IRDA allows insurers to introduce tech-enabled add-ons in motor insurance plans

To keep pace with the new developments in the insurance market, the Insurance Regulatory and Development Authority of India (Irdai) allowed general insurers to offer Pay As You Drive, Pay How You Drive and Floater policies for vehicles of the same individual owner Is. Two wheelers and private cars as an add-on to a motor insurance policy. These tech-enabled concepts can be sold on an annual basis for Motor Own Damage (OD) cover.

Regulator, IRDA said, “The introduction of the above options will help in providing much needed impetus to motor own damage cover and increase its penetration in the country.”

Earlier, the regulator had approved these product offerings of insurance companies under regulatory sandbox guidelines. The objective of the regulator behind promoting such products under the regulatory sandbox route was to identify innovative ideas to spur growth in the insurance sector as well as provide flexibility in dealing with regulatory requirements and ensure policyholder safety. These covers are commonly known as need-based insurance.
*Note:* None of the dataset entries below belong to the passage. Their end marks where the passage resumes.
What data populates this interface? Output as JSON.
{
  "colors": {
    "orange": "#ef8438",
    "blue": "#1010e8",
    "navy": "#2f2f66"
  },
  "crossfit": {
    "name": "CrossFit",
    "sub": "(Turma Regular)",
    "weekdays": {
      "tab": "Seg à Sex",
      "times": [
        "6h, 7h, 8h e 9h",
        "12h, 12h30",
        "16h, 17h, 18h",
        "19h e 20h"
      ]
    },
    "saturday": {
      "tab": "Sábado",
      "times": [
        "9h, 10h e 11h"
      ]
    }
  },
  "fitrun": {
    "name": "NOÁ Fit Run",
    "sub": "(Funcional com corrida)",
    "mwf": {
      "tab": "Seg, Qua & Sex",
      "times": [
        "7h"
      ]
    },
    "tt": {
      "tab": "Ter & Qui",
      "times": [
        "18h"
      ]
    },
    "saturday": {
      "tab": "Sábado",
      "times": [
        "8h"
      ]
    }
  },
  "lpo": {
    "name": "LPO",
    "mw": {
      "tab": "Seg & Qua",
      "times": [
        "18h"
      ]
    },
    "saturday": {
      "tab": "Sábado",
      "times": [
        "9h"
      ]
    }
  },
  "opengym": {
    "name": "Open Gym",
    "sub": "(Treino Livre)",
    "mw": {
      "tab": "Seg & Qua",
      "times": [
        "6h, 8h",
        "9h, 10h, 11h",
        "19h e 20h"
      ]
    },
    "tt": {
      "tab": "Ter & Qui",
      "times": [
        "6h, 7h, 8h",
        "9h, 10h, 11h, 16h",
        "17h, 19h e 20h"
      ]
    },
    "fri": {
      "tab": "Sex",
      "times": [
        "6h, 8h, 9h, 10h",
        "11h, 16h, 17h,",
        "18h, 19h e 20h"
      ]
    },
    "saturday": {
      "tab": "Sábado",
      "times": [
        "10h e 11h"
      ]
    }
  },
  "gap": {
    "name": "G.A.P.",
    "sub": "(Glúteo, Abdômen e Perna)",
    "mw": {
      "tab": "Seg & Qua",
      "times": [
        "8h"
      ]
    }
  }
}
Naval Goel, Founder and CEO, PolicyX.com, said, “It is now an official product. Hence it does not have the applicable limitations on sandbox products. The sandbox was provided to insurers to launch products without approval but to a limited audience. There was an innovation opportunity.”

Goyal further added, “These three new add-ons will be offered as optional riders with the base Motor Own Damage (OD) policy and can be opted for based on the coverage opted by the policyholder. Through these, the customer Will be able to manage insurance policies of their multiple vehicles better and have affordable premiums as they will pay according to the way they use and drive their vehicles.Good driving patterns if a customer drives thoughtfully Riders like ‘pay how you drive’ charge a lower premium for promotion.”

In the post-Covid scenario, many customers do not drive regularly and still pay the same annual premium depending on the make or model of their vehicle. Ashwini Dubey, Head of Motor Insurance Renewals, Policybazaar.com, said that now the new IRDAI guidelines will benefit customers and have better control over the upfront insurance cost as the premium will be based on the kilometers driven by the vehicle. This is a win-win for those customers who have more than one car or do not drive much. For example, if person A drives his car 200-300 km per month and person B drives his car 1200-1500 km per month, they will not pay the same premium under the ‘pay-as-you-drive’ model. have to do. He added, “It is also good for insurers to identify their liabilities, the person who drives their car more often is more prone to the risk of accidents and is more likely to have an insurance claim than the one who drives less “

Adding to this, TA Ramalingam, Chief Technical Officer, Bajaj Allianz General Insurance said that the insured can also buy an add-on motor cover on a floater basis for multiple vehicles, be it a four wheeler or a two wheeler. The purpose of such cover is to make motor insurance essentially more affordable, especially for customers who primarily opt for third-party covers only and ignore the benefits of OD covers. Ramalingam said, “An initiative like this is a step in the right direction in increasing the much needed penetration of motor insurance in India.”